Kathryn Alexander was visiting this past week to shoot a video about spinning with energized singles (which will be available in July). We had a great time talking while she was here, in between takes in the video studio, over scrumptious tapas at the new restaurant in downtown Loveland, Colorado, and during trips to and from the airport. We talked about kids and horses, our plans for setting up the studio, gardens (flower and vegetable), coffee, mothers (she arrived on Mother's Day), the stacks of Spin-Offs and other Interweave publications at her house and mine (though mine are slowly being replaced with CD collections), and how spinning can be such a personal, introverted activity—even when you're doing it with friends.

We both got a little teary at this point. I think it was when we were each describing moments in our lives when we had taught someone to spin because we knew they needed spinning in a very fundamental way—beyond just a curiosity or desire to learn how to spin. Both the people we described to each other were struggling with big things, and we wanted to be able to give them something that could ease the pain.

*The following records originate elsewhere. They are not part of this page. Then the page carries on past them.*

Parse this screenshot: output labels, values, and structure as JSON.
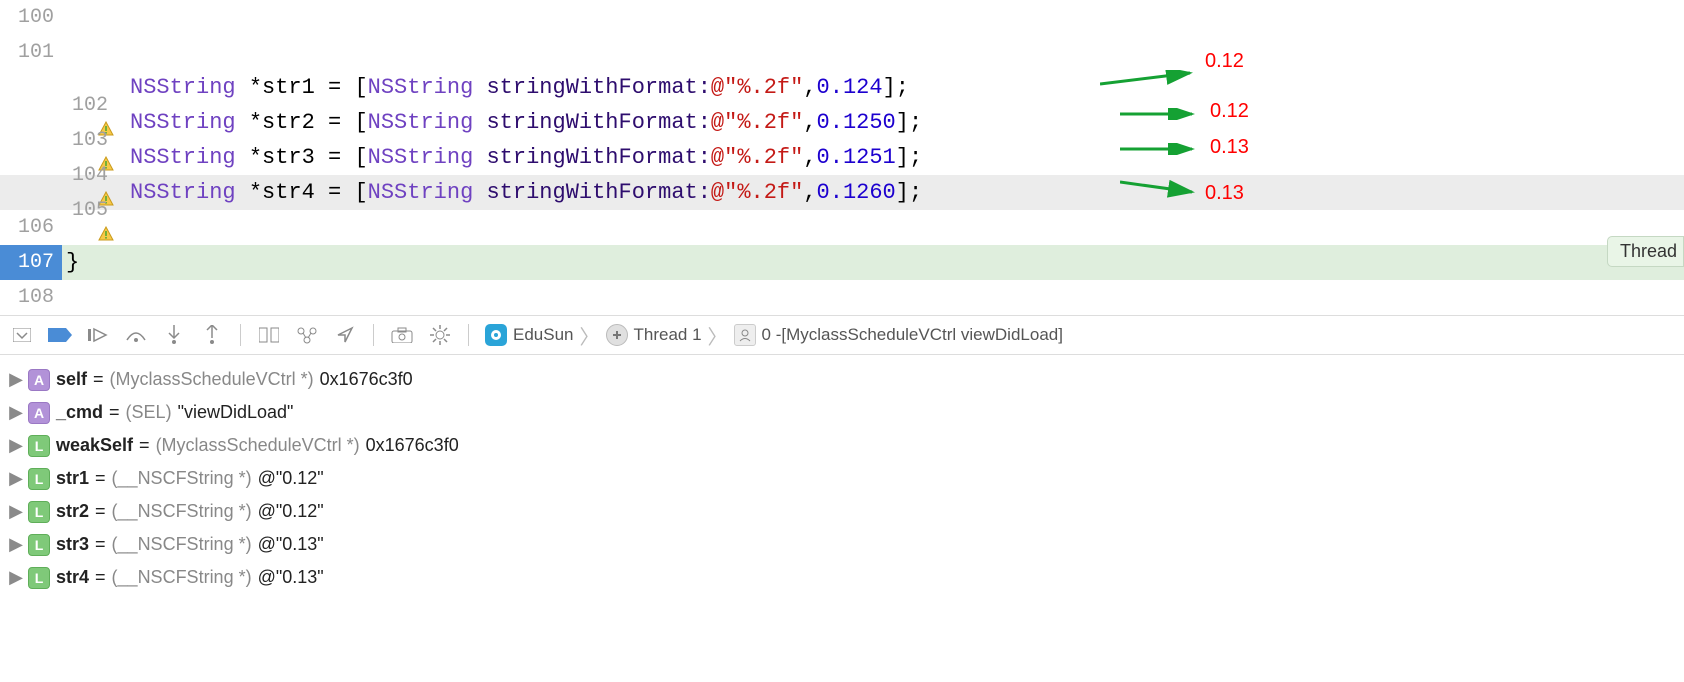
{
  "code": {
    "lines": [
      {
        "num": "100",
        "warn": false,
        "content": null
      },
      {
        "num": "101",
        "warn": false,
        "content": null
      },
      {
        "num": "102",
        "warn": true,
        "var": "str1",
        "literal": "0.124",
        "result": "0.12"
      },
      {
        "num": "103",
        "warn": true,
        "var": "str2",
        "literal": "0.1250",
        "result": "0.12"
      },
      {
        "num": "104",
        "warn": true,
        "var": "str3",
        "literal": "0.1251",
        "result": "0.13"
      },
      {
        "num": "105",
        "warn": true,
        "var": "str4",
        "literal": "0.1260",
        "result": "0.13"
      },
      {
        "num": "106",
        "warn": false,
        "content": null
      },
      {
        "num": "107",
        "warn": false,
        "content": "}"
      },
      {
        "num": "108",
        "warn": false,
        "content": null
      }
    ],
    "type_token": "NSString",
    "method_token": "stringWithFormat:",
    "format_str": "@\"%.2f\"",
    "star": "*",
    "open": " = [",
    "close": "];"
  },
  "thread_tag": "Thread",
  "breadcrumb": {
    "app": "EduSun",
    "thread": "Thread 1",
    "frame": "0 -[MyclassScheduleVCtrl viewDidLoad]"
  },
  "variables": [
    {
      "icon": "A",
      "name": "self",
      "type": "(MyclassScheduleVCtrl *)",
      "value": "0x1676c3f0"
    },
    {
      "icon": "A",
      "name": "_cmd",
      "type": "(SEL)",
      "value": "\"viewDidLoad\""
    },
    {
      "icon": "L",
      "name": "weakSelf",
      "type": "(MyclassScheduleVCtrl *)",
      "value": "0x1676c3f0"
    },
    {
      "icon": "L",
      "name": "str1",
      "type": "(__NSCFString *)",
      "value": "@\"0.12\""
    },
    {
      "icon": "L",
      "name": "str2",
      "type": "(__NSCFString *)",
      "value": "@\"0.12\""
    },
    {
      "icon": "L",
      "name": "str3",
      "type": "(__NSCFString *)",
      "value": "@\"0.13\""
    },
    {
      "icon": "L",
      "name": "str4",
      "type": "(__NSCFString *)",
      "value": "@\"0.13\""
    }
  ]
}
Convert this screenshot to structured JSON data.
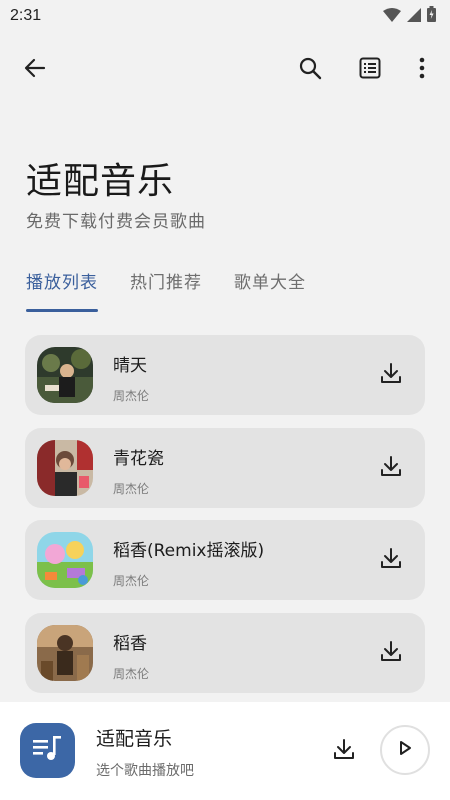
{
  "status_bar": {
    "time": "2:31",
    "icons": [
      "wifi-icon",
      "cell-signal-icon",
      "battery-icon"
    ]
  },
  "app_bar": {
    "back_icon": "arrow-back-icon",
    "search_icon": "search-icon",
    "list_icon": "list-view-icon",
    "more_icon": "more-vert-icon"
  },
  "hero": {
    "title": "适配音乐",
    "subtitle": "免费下载付费会员歌曲"
  },
  "tabs": [
    {
      "label": "播放列表",
      "active": true
    },
    {
      "label": "热门推荐",
      "active": false
    },
    {
      "label": "歌单大全",
      "active": false
    }
  ],
  "songs": [
    {
      "title": "晴天",
      "artist": "周杰伦",
      "download_icon": "download-icon"
    },
    {
      "title": "青花瓷",
      "artist": "周杰伦",
      "download_icon": "download-icon"
    },
    {
      "title": "稻香(Remix摇滚版)",
      "artist": "周杰伦",
      "download_icon": "download-icon"
    },
    {
      "title": "稻香",
      "artist": "周杰伦",
      "download_icon": "download-icon"
    }
  ],
  "player": {
    "title": "适配音乐",
    "subtitle": "选个歌曲播放吧",
    "art_icon": "music-queue-icon",
    "download_icon": "download-icon",
    "play_icon": "play-icon"
  },
  "colors": {
    "background": "#f2f2f2",
    "card": "#e3e3e3",
    "accent": "#3a5f9c",
    "player_art": "#3c67a6"
  }
}
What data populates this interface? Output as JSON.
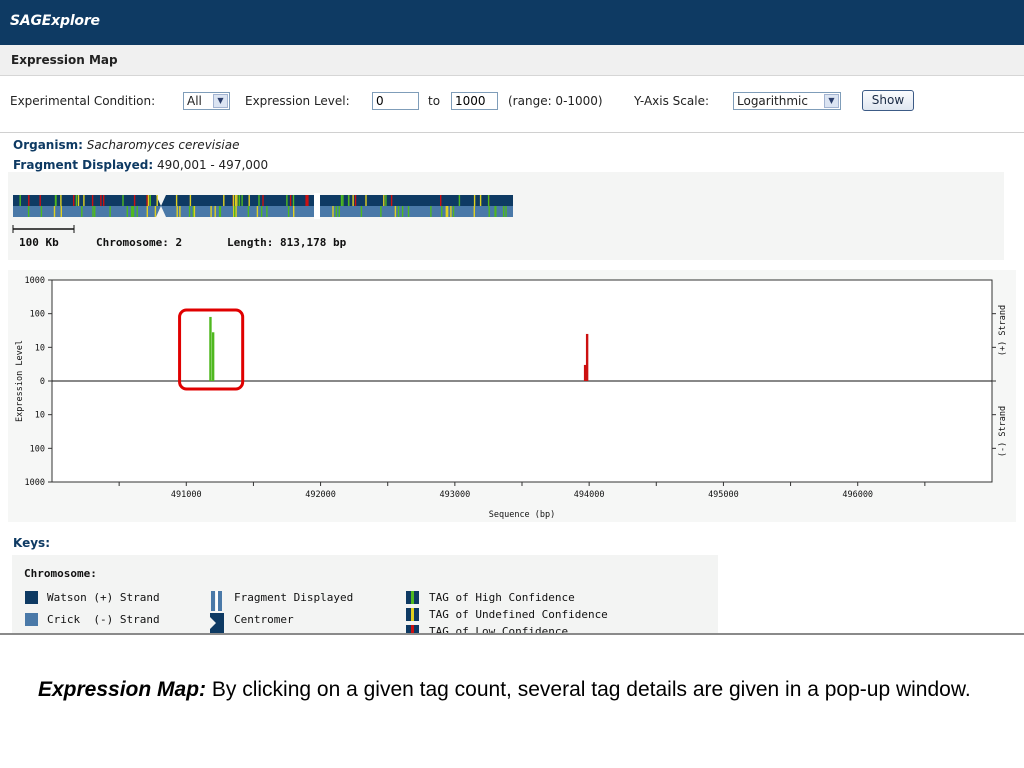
{
  "app": {
    "title": "SAGExplore"
  },
  "section": {
    "title": "Expression Map"
  },
  "controls": {
    "condition_label": "Experimental Condition:",
    "condition_value": "All",
    "level_label": "Expression Level:",
    "level_from": "0",
    "to_label": "to",
    "level_to": "1000",
    "range_text": "(range: 0-1000)",
    "scale_label": "Y-Axis Scale:",
    "scale_value": "Logarithmic",
    "show_button": "Show"
  },
  "info": {
    "organism_label": "Organism:",
    "organism_value": "Sacharomyces cerevisiae",
    "fragment_label": "Fragment Displayed:",
    "fragment_value": "490,001 - 497,000",
    "scale_text": "100 Kb",
    "chromosome_text": "Chromosome: 2",
    "length_text": "Length: 813,178 bp"
  },
  "chart_data": {
    "type": "bar",
    "title": "",
    "xlabel": "Sequence (bp)",
    "ylabel": "Expression Level",
    "x_ticks": [
      "491000",
      "492000",
      "493000",
      "494000",
      "495000",
      "496000"
    ],
    "y_ticks_top": [
      "1000",
      "100",
      "10",
      "0"
    ],
    "y_ticks_bottom": [
      "10",
      "100",
      "1000"
    ],
    "right_labels": [
      "(+) Strand",
      "(-) Strand"
    ],
    "xlim": [
      490000,
      497000
    ],
    "y_scale": "log",
    "ylim": [
      0,
      1000
    ],
    "grid": false,
    "series": [
      {
        "strand": "+",
        "color": "#4fb81f",
        "tags": [
          {
            "x": 491180,
            "value": 80
          },
          {
            "x": 491200,
            "value": 28
          }
        ]
      },
      {
        "strand": "+",
        "color": "#cc1010",
        "tags": [
          {
            "x": 493970,
            "value": 3
          },
          {
            "x": 493985,
            "value": 25
          }
        ]
      }
    ],
    "highlight": {
      "x_from": 490950,
      "x_to": 491420,
      "color": "#e00000"
    }
  },
  "keys": {
    "title": "Keys:",
    "chromosome_label": "Chromosome:",
    "watson": "Watson (+) Strand",
    "crick": "Crick  (-) Strand",
    "fragment": "Fragment Displayed",
    "centromere": "Centromer",
    "tag_high": "TAG of High Confidence",
    "tag_undefined": "TAG of Undefined Confidence",
    "tag_low": "TAG of Low Confidence",
    "colors": {
      "watson": "#0e3a63",
      "crick": "#4a79a8"
    }
  },
  "caption": {
    "lead": "Expression Map:",
    "text": " By clicking on a given tag count, several tag details are given in a pop-up window."
  }
}
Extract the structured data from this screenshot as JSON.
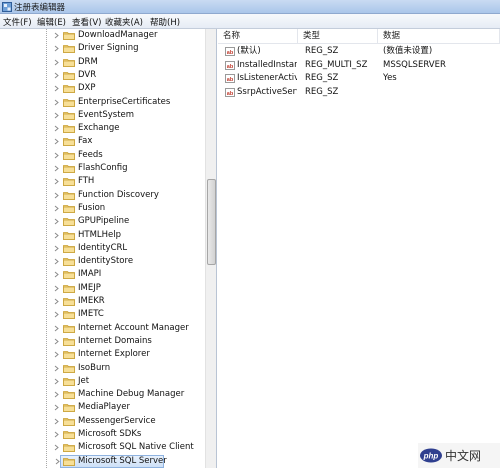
{
  "window": {
    "title": "注册表编辑器"
  },
  "menu": [
    "文件(F)",
    "编辑(E)",
    "查看(V)",
    "收藏夹(A)",
    "帮助(H)"
  ],
  "tree": {
    "items": [
      "DownloadManager",
      "Driver Signing",
      "DRM",
      "DVR",
      "DXP",
      "EnterpriseCertificates",
      "EventSystem",
      "Exchange",
      "Fax",
      "Feeds",
      "FlashConfig",
      "FTH",
      "Function Discovery",
      "Fusion",
      "GPUPipeline",
      "HTMLHelp",
      "IdentityCRL",
      "IdentityStore",
      "IMAPI",
      "IMEJP",
      "IMEKR",
      "IMETC",
      "Internet Account Manager",
      "Internet Domains",
      "Internet Explorer",
      "IsoBurn",
      "Jet",
      "Machine Debug Manager",
      "MediaPlayer",
      "MessengerService",
      "Microsoft SDKs",
      "Microsoft SQL Native Client",
      "Microsoft SQL Server"
    ],
    "selected": "Microsoft SQL Server"
  },
  "list": {
    "columns": [
      "名称",
      "类型",
      "数据"
    ],
    "rows": [
      {
        "name": "(默认)",
        "type": "REG_SZ",
        "data": "(数值未设置)"
      },
      {
        "name": "InstalledInstan...",
        "type": "REG_MULTI_SZ",
        "data": "MSSQLSERVER"
      },
      {
        "name": "IsListenerActive",
        "type": "REG_SZ",
        "data": "Yes"
      },
      {
        "name": "SsrpActiveServ...",
        "type": "REG_SZ",
        "data": ""
      }
    ]
  },
  "watermark": {
    "text": "php中文网"
  }
}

Spinning creates that space inside for peace and regeneration—a place where we can heal and grow and meditate.

Kathryn on the set of her new DVD.

We talked about where the twist goes in yarn; how it can be erased from a yarn by vigorously finishing a fresh yarn and awakened in yarn that has been on a bobbin for months or even years. Talking about twist in this way, in this context, began to take on expansive meaning—sleeping or revived energy, dormant or awakened twist moving through threads, making connections, firing synapses.

We talked about the things we learned when projects went awry as opposed to when they went according to plan, and how it had the potential to spur creativity and whole new directions. And then at some point in the conversation we talked about when we start describing ourselves as spinners and how being a spinner became part of our identity. What magic we all share.